Я ни когда еще не заезжала так далеко в фэны, однако страха не испытывала. В округе уже давно не было слышно о разбоях, к тому же на мне была одежда послушницы. Уже одно это должно было охранить меня, ведь поднять руку на посвятившего себя Богу — великий грех. Единственное, что меня тревожило — это лошадь подо мной. Мать Бриджит сказала, что это послушное, хорошо выезженное животное. Но настоятельница была прекрасной наездницей, я же уже много лет не ездила верхом. Пегая, чуя мою нетвердую посадку, порой начинала упрямиться, даже останавливалась, тянулась к придорожным зарослям. И лишь сердито фыркала и мотала головой, когда я понукала ее.
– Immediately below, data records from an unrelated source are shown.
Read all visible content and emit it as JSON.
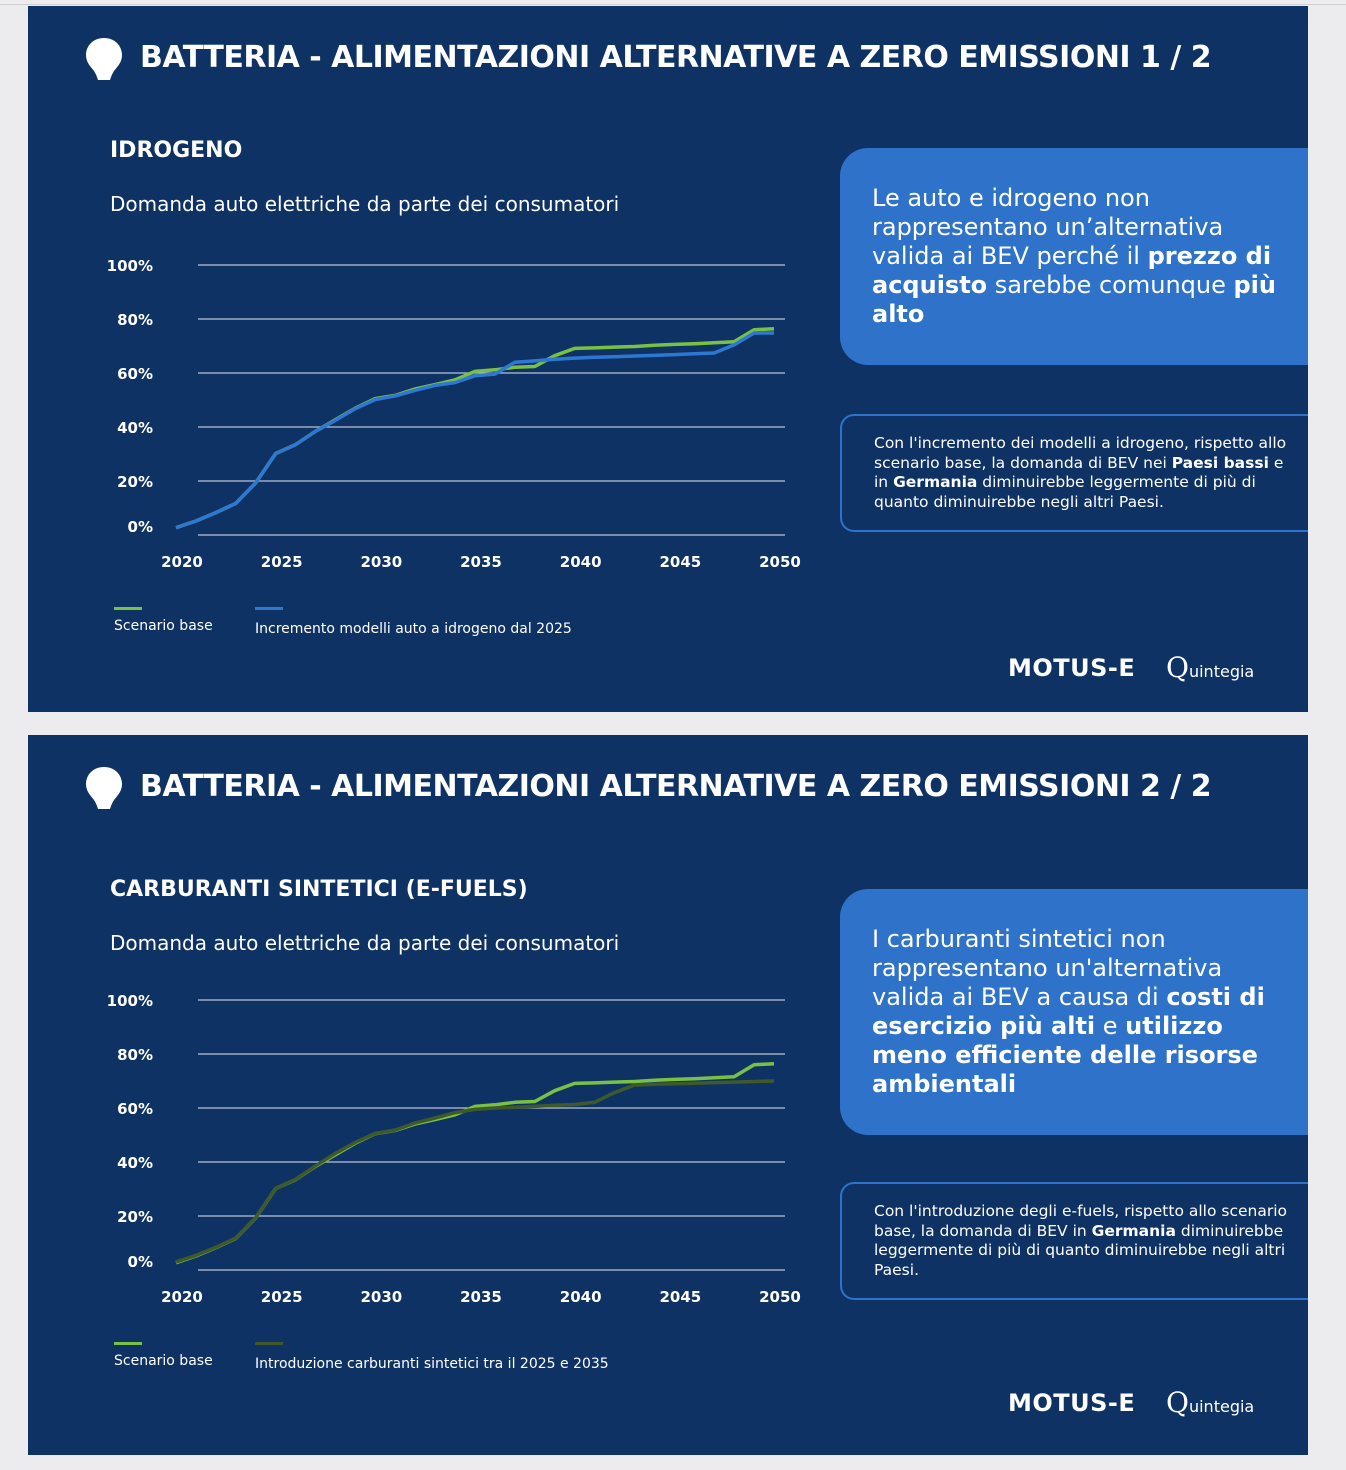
{
  "slides": [
    {
      "title": "BATTERIA - ALIMENTAZIONI ALTERNATIVE A ZERO EMISSIONI 1 / 2",
      "subtitle": "IDROGENO",
      "chart_title": "Domanda auto elettriche da parte dei consumatori",
      "callout": [
        {
          "t": "Le auto e idrogeno non rappresentano un’alternativa valida ai BEV perché il "
        },
        {
          "t": "prezzo di acquisto",
          "b": true
        },
        {
          "t": " sarebbe comunque "
        },
        {
          "t": "più alto",
          "b": true
        }
      ],
      "note": [
        {
          "t": "Con l'incremento dei modelli a idrogeno, rispetto allo scenario base, la domanda di BEV nei "
        },
        {
          "t": "Paesi bassi",
          "b": true
        },
        {
          "t": " e in "
        },
        {
          "t": "Germania",
          "b": true
        },
        {
          "t": " diminuirebbe leggermente di più di quanto diminuirebbe negli altri Paesi."
        }
      ],
      "logos": {
        "motus": "MOTUS-E",
        "quintegia": "uintegia"
      }
    },
    {
      "title": "BATTERIA - ALIMENTAZIONI ALTERNATIVE A ZERO EMISSIONI 2 / 2",
      "subtitle": "CARBURANTI SINTETICI (E-FUELS)",
      "chart_title": "Domanda auto elettriche da parte dei consumatori",
      "callout": [
        {
          "t": "I carburanti sintetici non rappresentano un'alternativa valida ai BEV a causa di "
        },
        {
          "t": "costi di esercizio più alti",
          "b": true
        },
        {
          "t": " e "
        },
        {
          "t": "utilizzo meno efficiente delle risorse ambientali",
          "b": true
        }
      ],
      "note": [
        {
          "t": "Con l'introduzione degli e-fuels, rispetto allo scenario base, la domanda di BEV in "
        },
        {
          "t": "Germania",
          "b": true
        },
        {
          "t": " diminuirebbe leggermente di più di quanto diminuirebbe negli altri Paesi."
        }
      ],
      "logos": {
        "motus": "MOTUS-E",
        "quintegia": "uintegia"
      }
    }
  ],
  "chart_data": [
    {
      "type": "line",
      "title": "Domanda auto elettriche da parte dei consumatori",
      "ylim": [
        0,
        100
      ],
      "yticks": [
        "0%",
        "20%",
        "40%",
        "60%",
        "80%",
        "100%"
      ],
      "xticks": [
        "2020",
        "2025",
        "2030",
        "2035",
        "2040",
        "2045",
        "2050"
      ],
      "x_range": [
        2020,
        2050
      ],
      "series": [
        {
          "name": "Scenario base",
          "color": "#79c143",
          "values": [
            2.7,
            5.2,
            8.3,
            11.7,
            19.3,
            30.2,
            33.5,
            38.4,
            42.7,
            47.0,
            50.5,
            51.7,
            54.1,
            55.7,
            57.5,
            60.6,
            61.2,
            62.1,
            62.4,
            66.4,
            69.1,
            69.3,
            69.6,
            69.8,
            70.3,
            70.6,
            70.8,
            71.2,
            71.6,
            76.0,
            76.4
          ]
        },
        {
          "name": "Incremento modelli auto a idrogeno dal 2025",
          "color": "#2f78d2",
          "values": [
            2.7,
            5.2,
            8.3,
            11.7,
            19.3,
            30.2,
            33.5,
            38.4,
            42.5,
            46.8,
            50.2,
            51.5,
            53.6,
            55.4,
            56.5,
            59.0,
            59.6,
            64.0,
            64.5,
            65.1,
            65.5,
            65.8,
            66.0,
            66.3,
            66.5,
            66.8,
            67.1,
            67.4,
            70.4,
            74.8,
            74.8
          ]
        }
      ]
    },
    {
      "type": "line",
      "title": "Domanda auto elettriche da parte dei consumatori",
      "ylim": [
        0,
        100
      ],
      "yticks": [
        "0%",
        "20%",
        "40%",
        "60%",
        "80%",
        "100%"
      ],
      "xticks": [
        "2020",
        "2025",
        "2030",
        "2035",
        "2040",
        "2045",
        "2050"
      ],
      "x_range": [
        2020,
        2050
      ],
      "series": [
        {
          "name": "Scenario base",
          "color": "#79c143",
          "values": [
            2.7,
            5.2,
            8.3,
            11.7,
            19.3,
            30.2,
            33.5,
            38.4,
            42.7,
            47.0,
            50.5,
            51.7,
            54.1,
            55.7,
            57.5,
            60.6,
            61.2,
            62.1,
            62.4,
            66.4,
            69.1,
            69.3,
            69.6,
            69.8,
            70.3,
            70.6,
            70.8,
            71.2,
            71.6,
            76.0,
            76.4
          ]
        },
        {
          "name": "Introduzione carburanti sintetici tra il 2025 e 2035",
          "color": "#3f5a2a",
          "values": [
            3.0,
            5.4,
            8.4,
            11.8,
            19.4,
            30.2,
            33.6,
            38.6,
            43.2,
            47.3,
            50.6,
            51.8,
            54.5,
            56.3,
            58.3,
            59.5,
            60.0,
            60.3,
            60.6,
            61.0,
            61.3,
            62.1,
            65.7,
            68.5,
            68.8,
            69.0,
            69.2,
            69.4,
            69.6,
            69.8,
            70.0
          ]
        }
      ]
    }
  ]
}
А один раз сделала такой скачек, что я едва не вылетела из седла.
Так мы и продвигались. Изредка попадались редкие путники — то старуха, собиравшая хворост, то крестьянин с вязанкой тростника для плетения корзин. По заводи проплыла лодка и мальчик-подросток правил ею, отталкиваясь шестом. А один раз мимо проехал целый отряд вооруженных всадников и я смутилась под взглядами откровенно разглядывавших меня мужчин. Однако чем дальше я углублялась в фэны, тем местность становилась пустыннее, оставаясь такой же прекрасной. Воистину, велик Творец, создавший такую красоту.
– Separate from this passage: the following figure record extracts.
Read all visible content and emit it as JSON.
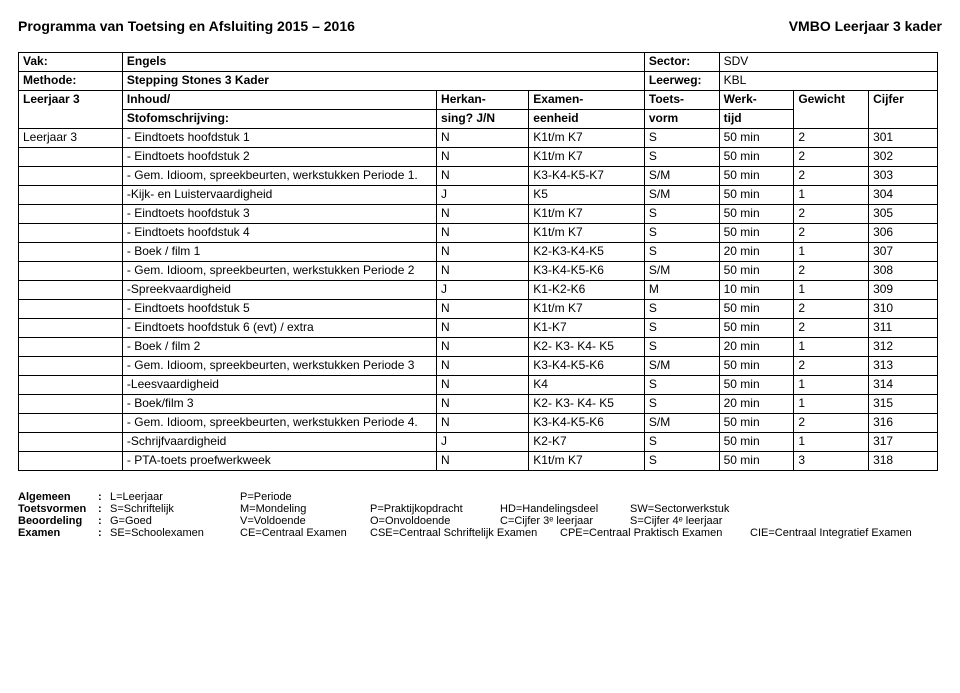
{
  "header": {
    "title_left": "Programma van Toetsing en Afsluiting 2015 – 2016",
    "title_right": "VMBO Leerjaar 3 kader"
  },
  "info": {
    "vak_label": "Vak:",
    "vak_value": "Engels",
    "sector_label": "Sector:",
    "sector_value": "SDV",
    "methode_label": "Methode:",
    "methode_value": "Stepping Stones 3 Kader",
    "leerweg_label": "Leerweg:",
    "leerweg_value": "KBL",
    "leerjaar_label": "Leerjaar 3",
    "inhoud_label_line1": "Inhoud/",
    "inhoud_label_line2": "Stofomschrijving:",
    "herkan_line1": "Herkan-",
    "herkan_line2": "sing? J/N",
    "exeen_line1": "Examen-",
    "exeen_line2": "eenheid",
    "tvorm_line1": "Toets-",
    "tvorm_line2": "vorm",
    "wtijd_line1": "Werk-",
    "wtijd_line2": "tijd",
    "gewicht_label": "Gewicht",
    "cijfer_label": "Cijfer"
  },
  "leerjaar3_label": "Leerjaar 3",
  "rows": [
    {
      "inhoud": "- Eindtoets hoofdstuk 1",
      "herkan": "N",
      "ee": "K1t/m K7",
      "tv": "S",
      "wt": "50 min",
      "gw": "2",
      "cf": "301"
    },
    {
      "inhoud": "- Eindtoets hoofdstuk 2",
      "herkan": "N",
      "ee": "K1t/m K7",
      "tv": "S",
      "wt": "50 min",
      "gw": "2",
      "cf": "302"
    },
    {
      "inhoud": "- Gem. Idioom, spreekbeurten, werkstukken Periode 1.",
      "herkan": "N",
      "ee": "K3-K4-K5-K7",
      "tv": "S/M",
      "wt": "50 min",
      "gw": "2",
      "cf": "303"
    },
    {
      "inhoud": "-Kijk- en Luistervaardigheid",
      "herkan": "J",
      "ee": "K5",
      "tv": "S/M",
      "wt": "50 min",
      "gw": "1",
      "cf": "304"
    },
    {
      "inhoud": "- Eindtoets  hoofdstuk 3",
      "herkan": "N",
      "ee": "K1t/m K7",
      "tv": "S",
      "wt": "50 min",
      "gw": "2",
      "cf": "305"
    },
    {
      "inhoud": "- Eindtoets hoofdstuk 4",
      "herkan": "N",
      "ee": "K1t/m K7",
      "tv": "S",
      "wt": "50 min",
      "gw": "2",
      "cf": "306"
    },
    {
      "inhoud": "- Boek / film 1",
      "herkan": "N",
      "ee": "K2-K3-K4-K5",
      "tv": "S",
      "wt": "20 min",
      "gw": "1",
      "cf": "307"
    },
    {
      "inhoud": "- Gem. Idioom, spreekbeurten, werkstukken Periode 2",
      "herkan": "N",
      "ee": "K3-K4-K5-K6",
      "tv": "S/M",
      "wt": "50 min",
      "gw": "2",
      "cf": "308"
    },
    {
      "inhoud": "-Spreekvaardigheid",
      "herkan": "J",
      "ee": "K1-K2-K6",
      "tv": "M",
      "wt": "10 min",
      "gw": "1",
      "cf": "309"
    },
    {
      "inhoud": "- Eindtoets hoofdstuk 5",
      "herkan": "N",
      "ee": "K1t/m K7",
      "tv": "S",
      "wt": "50 min",
      "gw": "2",
      "cf": "310"
    },
    {
      "inhoud": "- Eindtoets hoofdstuk 6 (evt) / extra",
      "herkan": "N",
      "ee": "K1-K7",
      "tv": "S",
      "wt": "50 min",
      "gw": "2",
      "cf": "311"
    },
    {
      "inhoud": "- Boek / film 2",
      "herkan": "N",
      "ee": "K2- K3- K4- K5",
      "tv": "S",
      "wt": "20 min",
      "gw": "1",
      "cf": "312"
    },
    {
      "inhoud": "- Gem. Idioom, spreekbeurten, werkstukken Periode 3",
      "herkan": "N",
      "ee": "K3-K4-K5-K6",
      "tv": "S/M",
      "wt": "50 min",
      "gw": "2",
      "cf": "313"
    },
    {
      "inhoud": "-Leesvaardigheid",
      "herkan": "N",
      "ee": "K4",
      "tv": "S",
      "wt": "50 min",
      "gw": "1",
      "cf": "314"
    },
    {
      "inhoud": "- Boek/film 3",
      "herkan": "N",
      "ee": "K2- K3- K4- K5",
      "tv": "S",
      "wt": "20 min",
      "gw": "1",
      "cf": "315"
    },
    {
      "inhoud": "- Gem. Idioom, spreekbeurten, werkstukken Periode 4.",
      "herkan": "N",
      "ee": "K3-K4-K5-K6",
      "tv": "S/M",
      "wt": "50 min",
      "gw": "2",
      "cf": "316"
    },
    {
      "inhoud": "-Schrijfvaardigheid",
      "herkan": "J",
      "ee": "K2-K7",
      "tv": "S",
      "wt": "50 min",
      "gw": "1",
      "cf": "317"
    },
    {
      "inhoud": "- PTA-toets  proefwerkweek",
      "herkan": "N",
      "ee": "K1t/m K7",
      "tv": "S",
      "wt": "50 min",
      "gw": "3",
      "cf": "318"
    }
  ],
  "legend": {
    "r1": {
      "k": "Algemeen",
      "c": ":",
      "a": "L=Leerjaar",
      "b": "P=Periode",
      "d": "",
      "e": "",
      "f": ""
    },
    "r2": {
      "k": "Toetsvormen",
      "c": ":",
      "a": "S=Schriftelijk",
      "b": "M=Mondeling",
      "d": "P=Praktijkopdracht",
      "e": "HD=Handelingsdeel",
      "f": "SW=Sectorwerkstuk"
    },
    "r3": {
      "k": "Beoordeling",
      "c": ":",
      "a": "G=Goed",
      "b": "V=Voldoende",
      "d": "O=Onvoldoende",
      "e": "C=Cijfer 3ᵉ leerjaar",
      "f": "S=Cijfer 4ᵉ leerjaar"
    },
    "r4": {
      "k": "Examen",
      "c": ":",
      "a": "SE=Schoolexamen",
      "b": "CE=Centraal Examen",
      "d": "CSE=Centraal Schriftelijk Examen",
      "e": "CPE=Centraal Praktisch Examen",
      "f": "CIE=Centraal Integratief Examen"
    }
  }
}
В эту пору над фэнами воздух чист и прозрачен, солнце ласково пригревает и вскоре мне стало даже жарко. По обе стороны тропы блестели окна заводей, морщась под кошачьими шажками легкого ветерка. Стройные тополя вскидывали к верху серебристой изнанкой свежую листву. Золотистые ветви ив плавно стекали в воды и под ними мелькали силуэты лебедей. Кричали чибисы, рядом находился их молодняк. Мимо синей молнией промелькнул зимородок. Грациозные стрекозы бороздили воды, выбирая для посадки цветы мяты. Цветов было множество — белые, ярко желтые, нежно лиловые. От них в воздухе разливалось дивное благоухание. Я замечала и множество лекарственных соцветий, каких мы собирали и сушили у нас в обители — дудник, кровохлебку, белокрыльник.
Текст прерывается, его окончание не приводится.